My opinion on supplements has changed over time, largely as my style of lifting has evolved. When I was bro-crazy and purely cared about getting my pump on, I spent hundreds of dollars on supplements each month. I had three different types of protein powders, five different kinds of pills I took daily, two pre-workout supplements, one peri-workout drink and a special fat burner for cardio. I wanted to be muscular and shredded, but all I ended up with was a lighter wallet. I was a complete sucker.
When I started powerlifting, I stopped taking all supplements altogether. Funnily enough, I noticed no real difference to my training. Nowadays, I usually save supplements for around competition time. Leading up to a competition, I find protein powders help significantly not only to feed the hangry monster after a three-hour events session, but also in terms of helping me make weight. I also am more likely to use glutamine or general BCAAs (branched chain amino acids) to help with recovery during this time.
Before a big events session or a competition itself, I will usually take a pre-workout supplement. I save it for these days only, so it has more of an effect on me.

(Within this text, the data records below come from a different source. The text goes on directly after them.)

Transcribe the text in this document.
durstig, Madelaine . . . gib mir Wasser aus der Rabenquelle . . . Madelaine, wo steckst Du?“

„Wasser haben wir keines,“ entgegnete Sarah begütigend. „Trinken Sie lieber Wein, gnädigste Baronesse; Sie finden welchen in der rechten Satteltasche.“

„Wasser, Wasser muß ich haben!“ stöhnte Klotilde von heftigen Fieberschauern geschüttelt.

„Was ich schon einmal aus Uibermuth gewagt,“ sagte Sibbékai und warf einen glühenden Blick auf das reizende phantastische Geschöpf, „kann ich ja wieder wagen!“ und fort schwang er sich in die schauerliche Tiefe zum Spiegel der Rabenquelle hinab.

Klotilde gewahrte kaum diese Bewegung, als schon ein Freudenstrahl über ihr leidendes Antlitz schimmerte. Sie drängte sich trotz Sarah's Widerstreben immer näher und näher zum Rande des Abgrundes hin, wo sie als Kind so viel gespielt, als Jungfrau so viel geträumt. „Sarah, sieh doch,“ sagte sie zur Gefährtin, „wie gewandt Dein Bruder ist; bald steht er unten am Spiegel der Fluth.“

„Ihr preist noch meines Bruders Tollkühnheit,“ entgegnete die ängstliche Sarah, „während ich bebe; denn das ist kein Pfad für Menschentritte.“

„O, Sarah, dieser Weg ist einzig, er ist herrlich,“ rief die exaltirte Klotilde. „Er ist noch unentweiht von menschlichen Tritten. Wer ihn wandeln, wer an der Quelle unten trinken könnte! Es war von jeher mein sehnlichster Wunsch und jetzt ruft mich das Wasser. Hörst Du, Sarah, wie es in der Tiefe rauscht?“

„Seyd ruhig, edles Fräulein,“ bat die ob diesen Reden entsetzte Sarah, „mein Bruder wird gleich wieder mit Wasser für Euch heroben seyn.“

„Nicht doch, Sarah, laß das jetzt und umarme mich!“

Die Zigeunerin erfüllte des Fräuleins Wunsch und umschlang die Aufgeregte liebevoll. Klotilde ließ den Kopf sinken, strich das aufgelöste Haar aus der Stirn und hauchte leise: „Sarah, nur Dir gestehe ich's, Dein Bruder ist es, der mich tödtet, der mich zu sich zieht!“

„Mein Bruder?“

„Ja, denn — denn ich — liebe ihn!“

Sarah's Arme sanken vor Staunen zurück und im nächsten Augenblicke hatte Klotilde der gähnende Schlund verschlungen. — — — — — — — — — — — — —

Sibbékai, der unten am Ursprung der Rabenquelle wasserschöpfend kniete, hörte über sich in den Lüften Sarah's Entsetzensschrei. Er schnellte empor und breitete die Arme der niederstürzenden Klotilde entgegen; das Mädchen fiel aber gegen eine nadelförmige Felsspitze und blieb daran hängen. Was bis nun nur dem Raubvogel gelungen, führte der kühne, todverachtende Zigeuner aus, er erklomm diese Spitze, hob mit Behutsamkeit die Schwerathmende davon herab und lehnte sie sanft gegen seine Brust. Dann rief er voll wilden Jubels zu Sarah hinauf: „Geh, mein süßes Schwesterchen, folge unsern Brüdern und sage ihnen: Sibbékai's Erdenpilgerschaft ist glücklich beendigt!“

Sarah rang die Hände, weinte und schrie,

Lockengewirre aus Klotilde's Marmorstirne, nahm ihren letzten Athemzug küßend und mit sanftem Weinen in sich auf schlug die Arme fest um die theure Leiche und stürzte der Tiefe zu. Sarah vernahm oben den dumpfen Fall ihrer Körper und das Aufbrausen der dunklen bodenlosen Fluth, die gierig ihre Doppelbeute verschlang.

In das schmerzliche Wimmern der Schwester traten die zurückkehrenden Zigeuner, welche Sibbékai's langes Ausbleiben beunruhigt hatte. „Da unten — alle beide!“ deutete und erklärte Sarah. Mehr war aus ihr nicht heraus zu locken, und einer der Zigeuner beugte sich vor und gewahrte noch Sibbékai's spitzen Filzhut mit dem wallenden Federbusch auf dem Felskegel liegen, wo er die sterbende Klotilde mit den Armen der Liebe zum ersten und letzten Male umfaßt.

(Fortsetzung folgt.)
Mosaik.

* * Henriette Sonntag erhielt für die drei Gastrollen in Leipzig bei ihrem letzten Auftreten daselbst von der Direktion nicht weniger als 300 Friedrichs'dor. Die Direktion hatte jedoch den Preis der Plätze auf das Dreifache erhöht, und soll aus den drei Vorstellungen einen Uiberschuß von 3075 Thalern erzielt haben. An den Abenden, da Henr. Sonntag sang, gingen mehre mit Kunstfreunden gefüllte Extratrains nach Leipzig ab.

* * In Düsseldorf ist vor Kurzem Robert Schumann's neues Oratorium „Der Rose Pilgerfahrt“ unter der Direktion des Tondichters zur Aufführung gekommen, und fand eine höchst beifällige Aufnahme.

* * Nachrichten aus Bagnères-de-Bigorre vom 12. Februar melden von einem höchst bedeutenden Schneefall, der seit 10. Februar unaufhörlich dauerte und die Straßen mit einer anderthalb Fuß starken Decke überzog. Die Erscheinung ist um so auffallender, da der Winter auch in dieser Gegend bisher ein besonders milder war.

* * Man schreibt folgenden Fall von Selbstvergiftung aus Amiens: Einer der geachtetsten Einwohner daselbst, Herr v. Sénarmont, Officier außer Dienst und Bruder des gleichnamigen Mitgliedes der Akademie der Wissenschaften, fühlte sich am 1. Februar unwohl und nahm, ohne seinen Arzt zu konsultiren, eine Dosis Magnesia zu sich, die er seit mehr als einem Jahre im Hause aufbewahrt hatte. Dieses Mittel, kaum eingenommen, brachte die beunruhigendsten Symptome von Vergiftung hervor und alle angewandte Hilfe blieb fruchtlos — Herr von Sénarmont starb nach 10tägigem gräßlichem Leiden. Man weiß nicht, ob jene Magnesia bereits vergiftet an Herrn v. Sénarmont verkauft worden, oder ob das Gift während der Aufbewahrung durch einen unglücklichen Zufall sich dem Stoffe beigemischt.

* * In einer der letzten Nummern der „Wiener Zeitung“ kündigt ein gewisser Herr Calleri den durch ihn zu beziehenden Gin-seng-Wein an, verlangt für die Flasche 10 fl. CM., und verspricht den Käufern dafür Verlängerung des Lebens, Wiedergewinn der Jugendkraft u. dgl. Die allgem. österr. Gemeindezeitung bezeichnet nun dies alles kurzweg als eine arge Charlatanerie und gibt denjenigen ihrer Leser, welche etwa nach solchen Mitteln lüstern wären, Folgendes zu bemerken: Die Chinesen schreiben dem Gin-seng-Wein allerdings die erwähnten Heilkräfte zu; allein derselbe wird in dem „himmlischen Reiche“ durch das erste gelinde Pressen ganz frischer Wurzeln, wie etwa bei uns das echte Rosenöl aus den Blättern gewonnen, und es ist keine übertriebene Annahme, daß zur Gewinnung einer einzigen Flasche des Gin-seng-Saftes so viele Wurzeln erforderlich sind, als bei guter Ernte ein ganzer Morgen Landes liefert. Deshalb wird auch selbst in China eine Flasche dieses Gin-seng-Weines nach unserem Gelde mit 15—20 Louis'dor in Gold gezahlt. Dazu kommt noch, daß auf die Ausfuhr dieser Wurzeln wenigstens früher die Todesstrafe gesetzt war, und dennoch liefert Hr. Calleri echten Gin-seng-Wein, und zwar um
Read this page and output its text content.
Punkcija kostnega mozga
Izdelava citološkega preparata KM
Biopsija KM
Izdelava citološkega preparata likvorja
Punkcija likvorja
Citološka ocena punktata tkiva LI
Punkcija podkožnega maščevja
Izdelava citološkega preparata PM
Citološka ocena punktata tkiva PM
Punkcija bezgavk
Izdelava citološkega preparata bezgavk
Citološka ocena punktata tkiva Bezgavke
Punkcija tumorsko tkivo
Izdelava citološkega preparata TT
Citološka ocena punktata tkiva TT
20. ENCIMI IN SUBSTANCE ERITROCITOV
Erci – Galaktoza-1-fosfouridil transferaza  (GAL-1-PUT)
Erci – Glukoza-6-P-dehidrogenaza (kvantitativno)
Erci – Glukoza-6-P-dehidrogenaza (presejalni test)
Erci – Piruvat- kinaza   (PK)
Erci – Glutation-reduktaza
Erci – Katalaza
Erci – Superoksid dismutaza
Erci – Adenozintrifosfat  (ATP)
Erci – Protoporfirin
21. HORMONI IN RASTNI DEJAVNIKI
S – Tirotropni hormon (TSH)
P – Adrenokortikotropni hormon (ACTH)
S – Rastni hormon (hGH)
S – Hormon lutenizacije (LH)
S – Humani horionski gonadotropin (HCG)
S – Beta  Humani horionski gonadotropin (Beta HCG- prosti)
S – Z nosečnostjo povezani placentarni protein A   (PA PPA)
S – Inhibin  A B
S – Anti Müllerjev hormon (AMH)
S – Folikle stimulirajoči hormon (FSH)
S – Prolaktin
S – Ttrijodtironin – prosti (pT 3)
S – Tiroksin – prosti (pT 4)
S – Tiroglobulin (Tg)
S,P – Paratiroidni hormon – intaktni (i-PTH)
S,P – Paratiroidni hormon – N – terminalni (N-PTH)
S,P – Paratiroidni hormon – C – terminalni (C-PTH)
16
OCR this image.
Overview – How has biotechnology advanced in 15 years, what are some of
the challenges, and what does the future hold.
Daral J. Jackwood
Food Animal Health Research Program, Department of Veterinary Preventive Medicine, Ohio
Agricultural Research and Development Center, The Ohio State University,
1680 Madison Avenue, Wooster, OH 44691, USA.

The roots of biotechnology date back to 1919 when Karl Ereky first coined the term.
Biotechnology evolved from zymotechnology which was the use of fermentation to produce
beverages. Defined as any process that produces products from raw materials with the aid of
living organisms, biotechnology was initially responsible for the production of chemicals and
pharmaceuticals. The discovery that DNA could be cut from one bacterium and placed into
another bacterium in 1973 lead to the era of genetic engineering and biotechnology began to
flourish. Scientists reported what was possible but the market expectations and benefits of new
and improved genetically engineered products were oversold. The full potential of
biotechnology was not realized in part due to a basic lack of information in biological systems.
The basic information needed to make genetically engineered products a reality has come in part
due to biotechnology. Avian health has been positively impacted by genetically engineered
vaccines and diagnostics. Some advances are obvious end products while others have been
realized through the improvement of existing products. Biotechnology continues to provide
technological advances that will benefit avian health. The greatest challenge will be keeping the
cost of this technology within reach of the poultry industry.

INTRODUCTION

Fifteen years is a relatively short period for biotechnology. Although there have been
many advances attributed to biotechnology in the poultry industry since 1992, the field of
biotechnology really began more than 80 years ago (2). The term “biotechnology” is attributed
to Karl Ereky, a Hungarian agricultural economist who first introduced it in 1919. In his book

My clients ask me time and time again what supplements I recommend, and it always comes down to the same four. You can save your money, and your sanity, by avoiding the rest.
Remember that supplements should only enter the equation after you have a proper training regime and diet nailed down, as well as an adequate recovery plan. Once those things are in check, these four supplements can boost your performance in the gym.
The cornerstone of almost every gym enthusiast’s diet is protein, and for good reason. Protein is helpful for people with a whole range of fitness objectives: it can help you gain lean muscle as well as aids in muscle recovery, and it also helps with fat loss as it helps to keep you feeling fuller for longer. #gainz
Protein powder is great for those that struggle to hit their recommended daily targets of protein (usually around 1g per pound of bodyweight). Protein shakes are great for immediately after workouts, as well as meal replacements when you’re in a pinch.
A pre-workout supplement is by no means an ‘essential’, but it can certainly enhance your workout performance. Pre-workouts typically contain caffeine, which stimulates the release of adrenaline and primes your body for physical exertion, while preventing you from becoming fatigued. They also often contain substances which help your body transport nutrients and get the blood flowing to your muscles.
Certain pre-workout supplements can assist with fat burning, while others will help with building muscle. They can also increase strength, explosive power and reaction time. It’s not unusual for someone to hit a personal best the first time they try a pre-workout supplement.
If you’ve ever done a serious leg day, you know the pain of DOMS (Delayed Onset Muscle Soreness). Everything hurts. Getting out of bed is the first challenge, and going to the bathroom makes you wonder if maybe you could just avoid it for the entire day. And don’t forget stairs – they make you question whether life is really worth living.
Of course, a good stretch, a nice shower and proper rest is important at this point, but glutamine can provide an extra boost to your recovery. As the most common amino acid in your muscles, it plays an integral role in promoting protein synthesis. It’s often severely depleted when you work out so, by taking a glutamine supplement, you increase your body’s stores faster and aid recovery. This means you can tear it up in the gym again instead of sitting at home wishing someone would help you use the toilet.
Some people swear by creatine, while others – like myself – report no real benefit from taking it. I usually tell people to experiment for themselves, as the benefits can be significant.
Creatine is a naturally-occurring acid found in our skeletal muscle. It is produced from amino acids in our kidneys and liver, largely in response to the food we eat.
Creatine is thought to increase muscular endurance, power and strength. It is said to have anabolic effects, as it encourages protein synthesis, and also helps your muscles look bigger by drawing water into the muscle cells. Contrary to certain jokes floating around the internet, creatine is not a steroid and will not turn women into she-hulks.
The key to any good supplementation program is the quality of the products you use. Like any other product, quality varies, and using something with a heap of additives or sugar can be counterproductive. I’m so out of the loop now that I still recommend the brands I was using three years ago – which are not necessarily bad, but perhaps not the most up-to-date options available. Be sure to chat with people in the know (like the team at Fitness Market) before you buy, and get to know what brands you can trust, and what brands you should avoid.
Do you use supplements? What is your most essential training supplement?